The Stone Award for Lifetime Literary Achievement will honor a major American author who has created a body of critically acclaimed literary work and has been—in the tradition of creative writing at OSU—a dedicated mentor to succeeding generations of young writers.
The Stones’ $600,000 commitment will allow OSU to award the inaugural prize during the next academic year and will also provide longer-term funding through an endowment. The prize itself is expected to be up to $20,000, making it one of the most substantial awards for literary achievement in the country.
Patrick F. Stone and his wife, Vicki, established the prize to spotlight what they see as one of OSU’s best kept secrets: the MFA Program in Creative Writing, which has a growing reputation for its emphasis on mentoring students, building community and reaching out to underserved populations—including at-risk youth and military veterans.

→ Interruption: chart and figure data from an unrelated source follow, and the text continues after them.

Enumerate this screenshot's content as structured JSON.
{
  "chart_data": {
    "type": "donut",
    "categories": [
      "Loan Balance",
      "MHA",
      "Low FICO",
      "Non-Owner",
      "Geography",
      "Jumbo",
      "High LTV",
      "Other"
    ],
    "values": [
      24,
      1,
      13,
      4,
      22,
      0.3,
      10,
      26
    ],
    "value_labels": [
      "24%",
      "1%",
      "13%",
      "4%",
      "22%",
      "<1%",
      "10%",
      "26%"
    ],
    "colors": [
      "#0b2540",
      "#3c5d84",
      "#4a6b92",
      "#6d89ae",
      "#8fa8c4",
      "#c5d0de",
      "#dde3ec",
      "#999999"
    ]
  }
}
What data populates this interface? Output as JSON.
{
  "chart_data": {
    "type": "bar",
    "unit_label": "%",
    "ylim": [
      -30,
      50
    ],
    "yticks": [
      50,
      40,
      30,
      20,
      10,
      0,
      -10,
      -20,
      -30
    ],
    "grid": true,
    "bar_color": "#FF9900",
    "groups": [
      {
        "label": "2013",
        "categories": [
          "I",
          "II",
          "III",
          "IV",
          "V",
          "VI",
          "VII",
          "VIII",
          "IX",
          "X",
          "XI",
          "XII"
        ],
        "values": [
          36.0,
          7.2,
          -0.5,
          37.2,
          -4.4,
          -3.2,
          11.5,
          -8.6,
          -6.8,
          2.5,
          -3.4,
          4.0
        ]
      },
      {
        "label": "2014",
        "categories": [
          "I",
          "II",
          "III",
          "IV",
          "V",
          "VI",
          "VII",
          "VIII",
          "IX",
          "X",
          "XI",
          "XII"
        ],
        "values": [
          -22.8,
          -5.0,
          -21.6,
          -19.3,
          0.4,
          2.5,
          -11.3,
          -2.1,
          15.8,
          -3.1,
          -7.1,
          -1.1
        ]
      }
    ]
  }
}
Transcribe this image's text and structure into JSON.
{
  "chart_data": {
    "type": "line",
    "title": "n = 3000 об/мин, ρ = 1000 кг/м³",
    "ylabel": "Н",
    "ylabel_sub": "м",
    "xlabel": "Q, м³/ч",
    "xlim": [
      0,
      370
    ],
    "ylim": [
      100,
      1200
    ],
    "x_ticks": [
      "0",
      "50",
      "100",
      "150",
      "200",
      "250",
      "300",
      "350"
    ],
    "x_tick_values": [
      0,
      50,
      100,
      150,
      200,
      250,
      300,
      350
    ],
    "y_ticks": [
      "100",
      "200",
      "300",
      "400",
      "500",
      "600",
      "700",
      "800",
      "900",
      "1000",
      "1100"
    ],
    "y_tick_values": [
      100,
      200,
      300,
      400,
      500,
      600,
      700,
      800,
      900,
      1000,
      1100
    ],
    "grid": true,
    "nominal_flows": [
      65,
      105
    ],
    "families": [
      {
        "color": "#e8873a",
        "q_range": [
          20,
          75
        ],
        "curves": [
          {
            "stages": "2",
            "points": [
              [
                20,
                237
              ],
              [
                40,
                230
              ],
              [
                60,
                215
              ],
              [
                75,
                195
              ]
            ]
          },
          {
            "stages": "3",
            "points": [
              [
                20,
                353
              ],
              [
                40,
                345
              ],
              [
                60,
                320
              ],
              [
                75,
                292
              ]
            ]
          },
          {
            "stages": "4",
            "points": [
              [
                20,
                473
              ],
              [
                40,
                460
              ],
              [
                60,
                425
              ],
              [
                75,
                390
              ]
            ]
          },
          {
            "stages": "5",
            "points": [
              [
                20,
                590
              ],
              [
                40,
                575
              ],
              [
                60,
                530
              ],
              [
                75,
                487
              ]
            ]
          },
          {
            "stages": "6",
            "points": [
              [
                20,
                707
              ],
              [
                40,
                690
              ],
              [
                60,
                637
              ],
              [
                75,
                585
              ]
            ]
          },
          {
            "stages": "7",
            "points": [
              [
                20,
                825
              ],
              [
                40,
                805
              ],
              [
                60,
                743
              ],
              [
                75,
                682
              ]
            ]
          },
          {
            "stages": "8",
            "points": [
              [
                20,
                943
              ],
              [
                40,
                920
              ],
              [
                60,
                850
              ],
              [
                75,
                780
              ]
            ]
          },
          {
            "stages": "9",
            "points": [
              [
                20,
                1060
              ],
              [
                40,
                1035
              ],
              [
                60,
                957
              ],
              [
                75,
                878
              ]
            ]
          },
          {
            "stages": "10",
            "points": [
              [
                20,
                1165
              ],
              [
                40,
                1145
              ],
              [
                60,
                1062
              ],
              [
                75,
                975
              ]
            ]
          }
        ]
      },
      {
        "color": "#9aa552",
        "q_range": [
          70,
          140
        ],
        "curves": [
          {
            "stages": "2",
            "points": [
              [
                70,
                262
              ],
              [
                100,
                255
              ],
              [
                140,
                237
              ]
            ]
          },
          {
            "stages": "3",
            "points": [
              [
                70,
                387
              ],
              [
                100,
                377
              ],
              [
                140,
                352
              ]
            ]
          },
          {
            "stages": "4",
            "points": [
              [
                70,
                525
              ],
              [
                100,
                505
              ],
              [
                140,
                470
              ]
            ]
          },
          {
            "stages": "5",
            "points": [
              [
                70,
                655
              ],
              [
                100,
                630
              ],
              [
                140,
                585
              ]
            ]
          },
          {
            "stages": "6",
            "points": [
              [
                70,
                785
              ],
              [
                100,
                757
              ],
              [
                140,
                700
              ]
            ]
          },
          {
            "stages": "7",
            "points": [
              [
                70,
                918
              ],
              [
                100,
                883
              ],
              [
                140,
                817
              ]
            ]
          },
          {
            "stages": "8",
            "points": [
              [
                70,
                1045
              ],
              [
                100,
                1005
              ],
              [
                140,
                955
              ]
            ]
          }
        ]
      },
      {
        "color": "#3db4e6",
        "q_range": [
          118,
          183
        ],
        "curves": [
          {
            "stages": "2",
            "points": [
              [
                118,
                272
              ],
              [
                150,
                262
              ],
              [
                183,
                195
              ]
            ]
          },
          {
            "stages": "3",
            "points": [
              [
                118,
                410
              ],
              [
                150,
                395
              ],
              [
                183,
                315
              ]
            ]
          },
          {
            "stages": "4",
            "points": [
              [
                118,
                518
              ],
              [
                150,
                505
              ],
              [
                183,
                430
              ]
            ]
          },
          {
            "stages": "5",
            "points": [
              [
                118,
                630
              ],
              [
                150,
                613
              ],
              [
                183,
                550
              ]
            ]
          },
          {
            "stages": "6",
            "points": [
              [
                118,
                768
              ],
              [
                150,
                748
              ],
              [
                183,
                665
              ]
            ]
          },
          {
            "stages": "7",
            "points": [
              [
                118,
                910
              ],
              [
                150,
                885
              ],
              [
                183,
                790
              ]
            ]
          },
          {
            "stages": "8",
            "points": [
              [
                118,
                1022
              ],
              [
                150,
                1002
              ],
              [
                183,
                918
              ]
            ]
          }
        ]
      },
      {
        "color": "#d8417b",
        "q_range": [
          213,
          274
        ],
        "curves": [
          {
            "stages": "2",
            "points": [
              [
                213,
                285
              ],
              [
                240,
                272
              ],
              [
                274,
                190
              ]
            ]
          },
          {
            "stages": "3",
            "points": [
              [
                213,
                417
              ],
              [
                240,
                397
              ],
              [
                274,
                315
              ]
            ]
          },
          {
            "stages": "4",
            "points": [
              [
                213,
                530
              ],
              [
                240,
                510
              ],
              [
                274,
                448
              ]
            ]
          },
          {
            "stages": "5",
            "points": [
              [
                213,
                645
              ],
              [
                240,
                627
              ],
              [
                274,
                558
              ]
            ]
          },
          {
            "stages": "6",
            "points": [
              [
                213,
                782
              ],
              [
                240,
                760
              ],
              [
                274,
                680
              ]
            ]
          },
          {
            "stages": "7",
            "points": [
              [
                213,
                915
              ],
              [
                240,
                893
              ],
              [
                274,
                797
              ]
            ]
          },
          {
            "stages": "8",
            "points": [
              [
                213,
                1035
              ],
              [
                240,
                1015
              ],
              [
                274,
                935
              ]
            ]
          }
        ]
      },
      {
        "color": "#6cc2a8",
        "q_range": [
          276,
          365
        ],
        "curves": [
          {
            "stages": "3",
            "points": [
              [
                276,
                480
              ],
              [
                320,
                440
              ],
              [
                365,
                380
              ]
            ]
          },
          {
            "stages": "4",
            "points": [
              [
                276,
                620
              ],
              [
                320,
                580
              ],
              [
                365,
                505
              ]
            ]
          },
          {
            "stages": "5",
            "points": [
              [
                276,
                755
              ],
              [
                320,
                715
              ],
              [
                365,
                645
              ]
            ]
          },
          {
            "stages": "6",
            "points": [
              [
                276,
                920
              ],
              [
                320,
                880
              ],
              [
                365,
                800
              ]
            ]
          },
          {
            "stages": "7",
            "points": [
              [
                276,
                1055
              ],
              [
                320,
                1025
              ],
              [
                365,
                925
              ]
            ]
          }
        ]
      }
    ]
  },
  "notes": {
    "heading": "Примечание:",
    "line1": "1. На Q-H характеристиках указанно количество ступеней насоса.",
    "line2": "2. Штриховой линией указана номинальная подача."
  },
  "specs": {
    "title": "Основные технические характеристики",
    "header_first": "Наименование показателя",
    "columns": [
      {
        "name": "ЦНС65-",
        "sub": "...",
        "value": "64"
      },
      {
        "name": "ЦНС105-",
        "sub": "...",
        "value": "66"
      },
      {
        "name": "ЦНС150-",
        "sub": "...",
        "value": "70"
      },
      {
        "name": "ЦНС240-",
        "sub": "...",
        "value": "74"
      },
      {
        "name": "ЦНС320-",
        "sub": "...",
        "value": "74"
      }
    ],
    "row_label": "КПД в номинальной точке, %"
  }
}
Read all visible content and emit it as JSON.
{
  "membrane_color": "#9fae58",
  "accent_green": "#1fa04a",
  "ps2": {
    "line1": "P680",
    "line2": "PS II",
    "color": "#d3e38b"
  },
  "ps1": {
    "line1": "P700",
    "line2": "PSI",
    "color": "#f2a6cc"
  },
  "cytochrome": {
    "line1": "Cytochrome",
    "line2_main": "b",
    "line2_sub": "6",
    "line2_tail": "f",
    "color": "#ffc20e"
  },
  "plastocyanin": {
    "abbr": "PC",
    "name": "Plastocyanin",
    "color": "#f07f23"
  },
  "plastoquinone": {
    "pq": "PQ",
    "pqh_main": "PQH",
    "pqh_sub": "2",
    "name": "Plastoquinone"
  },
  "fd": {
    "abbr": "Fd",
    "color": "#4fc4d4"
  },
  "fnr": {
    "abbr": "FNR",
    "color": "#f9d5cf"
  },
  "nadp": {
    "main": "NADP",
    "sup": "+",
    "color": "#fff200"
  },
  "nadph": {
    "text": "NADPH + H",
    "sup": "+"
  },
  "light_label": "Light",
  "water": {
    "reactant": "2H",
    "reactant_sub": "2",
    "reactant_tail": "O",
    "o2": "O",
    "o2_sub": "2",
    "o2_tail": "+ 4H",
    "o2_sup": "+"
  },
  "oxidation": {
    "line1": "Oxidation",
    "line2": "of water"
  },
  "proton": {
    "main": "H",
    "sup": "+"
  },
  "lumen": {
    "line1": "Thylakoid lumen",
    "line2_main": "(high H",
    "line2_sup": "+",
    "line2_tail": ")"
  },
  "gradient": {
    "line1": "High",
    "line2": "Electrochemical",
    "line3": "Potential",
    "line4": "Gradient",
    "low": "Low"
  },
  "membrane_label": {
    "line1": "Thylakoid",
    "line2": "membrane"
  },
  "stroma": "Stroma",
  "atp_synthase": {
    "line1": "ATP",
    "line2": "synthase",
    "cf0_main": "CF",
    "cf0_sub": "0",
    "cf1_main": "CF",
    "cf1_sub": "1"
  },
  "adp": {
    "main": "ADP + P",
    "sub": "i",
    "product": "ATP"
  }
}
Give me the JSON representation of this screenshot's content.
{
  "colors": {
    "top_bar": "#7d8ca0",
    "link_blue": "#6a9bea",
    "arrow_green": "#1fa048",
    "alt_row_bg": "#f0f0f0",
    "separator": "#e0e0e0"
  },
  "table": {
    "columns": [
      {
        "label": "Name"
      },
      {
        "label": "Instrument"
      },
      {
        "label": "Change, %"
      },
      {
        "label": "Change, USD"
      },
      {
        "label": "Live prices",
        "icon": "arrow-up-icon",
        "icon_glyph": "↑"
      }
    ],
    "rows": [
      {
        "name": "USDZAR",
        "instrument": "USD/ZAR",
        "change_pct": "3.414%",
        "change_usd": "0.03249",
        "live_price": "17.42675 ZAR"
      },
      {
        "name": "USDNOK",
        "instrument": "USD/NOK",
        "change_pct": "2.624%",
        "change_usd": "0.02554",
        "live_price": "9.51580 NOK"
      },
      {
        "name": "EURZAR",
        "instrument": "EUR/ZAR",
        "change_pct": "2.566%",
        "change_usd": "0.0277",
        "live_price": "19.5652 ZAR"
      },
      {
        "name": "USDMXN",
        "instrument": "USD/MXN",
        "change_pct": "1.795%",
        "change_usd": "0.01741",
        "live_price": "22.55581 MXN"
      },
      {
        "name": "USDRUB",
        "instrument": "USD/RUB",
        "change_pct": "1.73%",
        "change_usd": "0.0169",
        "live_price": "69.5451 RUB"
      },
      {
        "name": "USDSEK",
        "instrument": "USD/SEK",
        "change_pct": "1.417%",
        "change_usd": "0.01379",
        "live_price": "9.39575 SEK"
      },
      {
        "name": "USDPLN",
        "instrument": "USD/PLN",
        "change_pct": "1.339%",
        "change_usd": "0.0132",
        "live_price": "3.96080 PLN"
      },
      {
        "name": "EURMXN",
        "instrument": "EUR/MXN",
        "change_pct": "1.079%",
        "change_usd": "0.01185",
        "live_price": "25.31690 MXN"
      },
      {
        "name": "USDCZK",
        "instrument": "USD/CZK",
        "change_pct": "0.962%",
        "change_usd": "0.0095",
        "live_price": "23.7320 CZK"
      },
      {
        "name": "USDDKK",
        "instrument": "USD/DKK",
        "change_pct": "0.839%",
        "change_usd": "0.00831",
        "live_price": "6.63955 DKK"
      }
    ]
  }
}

“When Vicki and I asked ourselves what we could do to draw attention to the College of Liberal Arts so it becomes a leading topic of conversation when you mention Oregon State, highlighting the Creative Writing Program made good sense because it’s such a gem,” said Stone, who has supported OSU in a wide range of areas. “The enthusiasm and commitment of the faculty to their students is infectious, but the program is such a secret, we wanted to draw more national attention to it by way of this prize.”
Recipients of the Stone Literary Award will give readings, master classes and lectures in both Corvallis and Portland, highlighting the value of creative communication in contemporary American culture. In conjunction with the prize, an “Everybody Reads” program will feature a selected book by the writer, with events at libraries, book clubs and independent bookstores.
“Oregon State has a long legacy of creative writing excellence, starting in the 1950s when Pulitzer Prize-winner Bernard Malamud and William Appleman Williams both taught here, and William Kittredge was a student,” said Larry Rodgers, dean of the College of Liberal Arts. “The Stones’ vision and generosity will elevate the national prominence of our MFA Program and expose our students, faculty and all Oregonians to some of the most esteemed literary artists in the nation.”
Stone grew up in the Badlands of North Dakota, served two tours in the Vietnam War then enrolled at OSU after hearing a lecture by renowned OSU history professor William Appleman Williams. He earned a bachelor’s degree in history in 1974 and credits the College of Liberal Arts with giving him the “intellectual confidence” and “sense of perspective” that have served him well, professionally and personally.
Stone has had a successful 35-year career in the real estate industry. He is the retired CEO of Fidelity National Information Solutions and retired president and chief operating officer of Fidelity National Financial. Stone is currently president and CEO of Williston Financial Group based in Lake Oswego, Ore., and chairman of the board of The Stone Group, a commercial real estate brokerage, consulting and investment firm based in Austin, Texas. Stone, chair-elect of the OSU Foundation Board of Trustees, has served as a trustee since 2004 and also co-chairs The Campaign for OSU.
OSU’s nationally-competitive MFA Program attracts more than a hundred applicants annually for nine spots, and its faculty and alumni consistently win awards and publish widely. Three of the program’s fiction faculty, Marjorie Sandor, Tracy Daugherty and Keith Scribner, have new books coming out this summer. Alumni and faculty including John Larison, Ted Leeson, Scott Nadelson and Charles Goodrich have also recently published collections of essays, short stories and poetry.
The national visibility of the Stone Award will make Oregon State a literary destination for talented young writers, and expose OSU students to the culture’s best critics, authors and thinkers,” said Marjorie Sandor, who directs the MFA Program. “We are grateful to Patrick and Vicki Stone for recognizing OSU’s literary legacy and potential to be among the top creative writing programs in the country.”
The inaugural recipient of the Stone Literary Award will be announced later this year, according to Sandor, with events scheduled for Corvallis on May 9, 2012, and for Portland on May 10, 2012.
The Stones’ gift is part of The Campaign for OSU, the university's first comprehensive fundraising initiative. Guided by OSU's strategic plan, the campaign seeks $850 million to provide opportunities for students, strengthen the Oregon economy and conduct research that changes the world. Donors have committed more than $700 million to date.